HIV from sharps injury

It is becoming increasingly common to downplay or overlook completely the possibility of bloodborne virus infection after sharps injury or other blood or bloodstained body fluid exposure.

The low incidence of recorded infection leads to a false sense of security. Sharps injury and other exposures continue to occur though in the absence of any proven infections the link might seem to be somewhat tenuous. However, it is the very problem of recognition of infections which may become apparent long after exposure, for workers on short term contracts or casual employment possibly through an agency.

Who makes the link? Where workers are mobile, passing through not only many employers but in many different sectors the link to exposure through clinical wastes is sometimes impossible to identify. This, together with attempts by Environment Agency to down-regulate many clinical wastes based on the broadest generalisations of risk.

What is required is a wholesale shift to properly risk-based segregation based on and supporting the CDC Universal and Standard Precautions. This more meaningful risk assessment basis would categorise bloodstained wastes as hazardous by risk of infection with most other wastes more logically down-regulated as less hazardous wastes.

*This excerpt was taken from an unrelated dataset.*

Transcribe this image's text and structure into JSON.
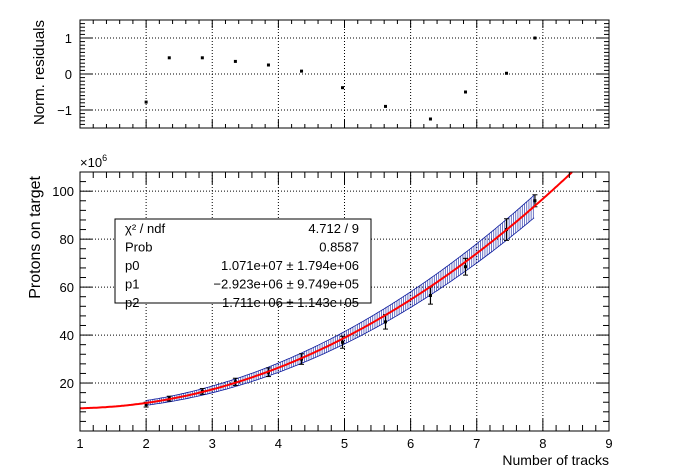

To highlight the potential risk, there is now a report of three more HIV seroconversions:

Upjohn LM, Stuart RL, Korman TM, Woolley IJ. New HIV diagnosis after occupational exposure screening: the importance of reporting needlestick injuries. Internal Medicine Journal. 2012; 42(2):202-4

These authors describe 3 new diagnoses of HIV infection as a direct result of testing following occupational exposures (NSIs) in a low-prevalence setting. In each case the finding was unexpected. This series provides a reminder of the importance of prompt reporting of NSIs by healthcare workers, access to rapid HIV testing and post-exposure prophylaxis with antiretrovirals to prevent transmission.

The impending introduction of safety sharps will help healthcare professionals reduce the incidence of sharps injury but is unlikely to help waste handlers and ancillary staff.

Exposures will continue to occur; many go almost unnoticed and reporting will be far less than 100%. The response in A&E will be sometimes helpful though more commonly slow and sometimes dismissive despite knowledge of the risks involved.

Waste handlers should attend A&E for any sharps injury or blood/bloodstained body fluid exposure involving broken skin or splashes to face and eyes. Do not be fobbed off with a long wait for a trivial incident. If post-exposure prophylaxis is required, hours make a huge difference in its efficacy and it will sometimes be necessary to make a fuss in order to get seen, first by the A&E staff and then by an Infectious Diseases specialist.